Exercise 2: Thresholding Sheet Music

This exercise applies global binary thresholding to a sheet music scan - a practical use case for document binarization where we want to separate ink (notes, staves, text) from the paper background.

Loading as Grayscale

img = cv2.imread('Sheet_Music_Test-1.jpg', cv2.IMREAD_GRAYSCALE)

We load the sheet music image directly in grayscale since we only care about intensity (dark ink vs. light paper). This gives us a single-channel image where each pixel is a value from 0 (black) to 255 (white).

Applying an Inverse Binary Threshold

retval, img_thresh = cv2.threshold(img, 130, 255, cv2.THRESH_BINARY_INV)

Let's break down the parameters:

  • img - the grayscale input image
  • 130 - the threshold value. Pixels are classified based on whether they fall above or below this value
  • 255 - the maximum value assigned to pixels that pass the threshold test
  • cv2.THRESH_BINARY_INV - inverse binary mode: pixels below the threshold become 255 (white), and pixels above become 0 (black)

The inverse mode (_INV) is useful here because the ink (which we want to highlight) is darker than the paper. With inverse thresholding, the musical notes and staves become white on a black background.

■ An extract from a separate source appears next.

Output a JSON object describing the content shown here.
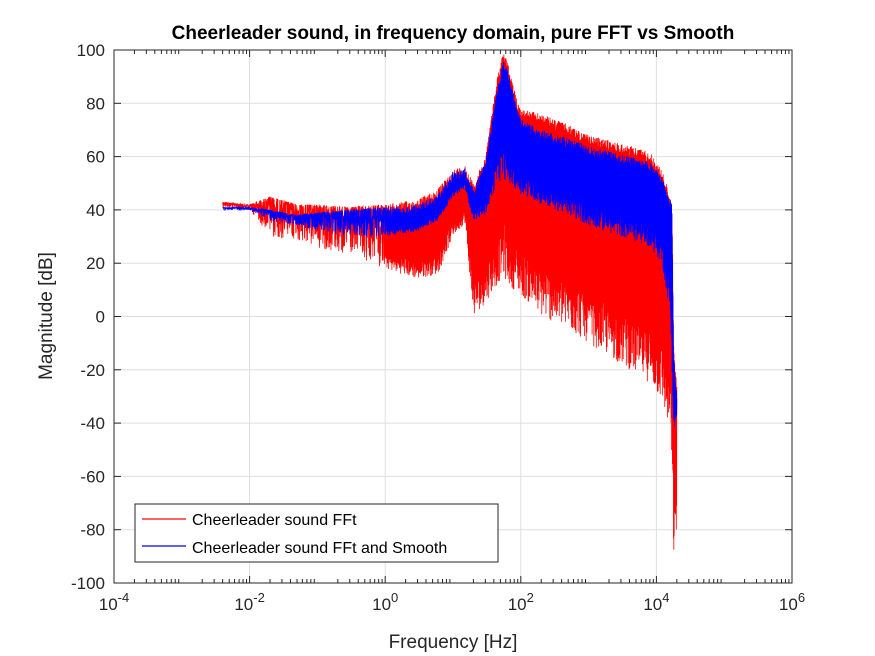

plt.figure(figsize=[14, 5])
plt.subplot(121); plt.imshow(img); plt.title('Original')
plt.subplot(122); plt.imshow(img_thresh); plt.title('Thresholded (global)')
plt.show()

Sheet music thresholding result

The thresholded result reveals the challenge with global thresholding on unevenly lit documents. The sheet music has a shadow gradient across the page (darker in the upper-left corner). Because we use a single threshold value of 130 for the entire image, the shadowed region is misclassified as "ink" - it produces a large white blob where the shadow was.

Key Takeaway

Global thresholding works well when lighting is uniform, but struggles with shadows and uneven illumination. For real-world document processing, adaptive thresholding (cv2.adaptiveThreshold) computes a local threshold for each pixel neighborhood, making it far more robust to lighting variations.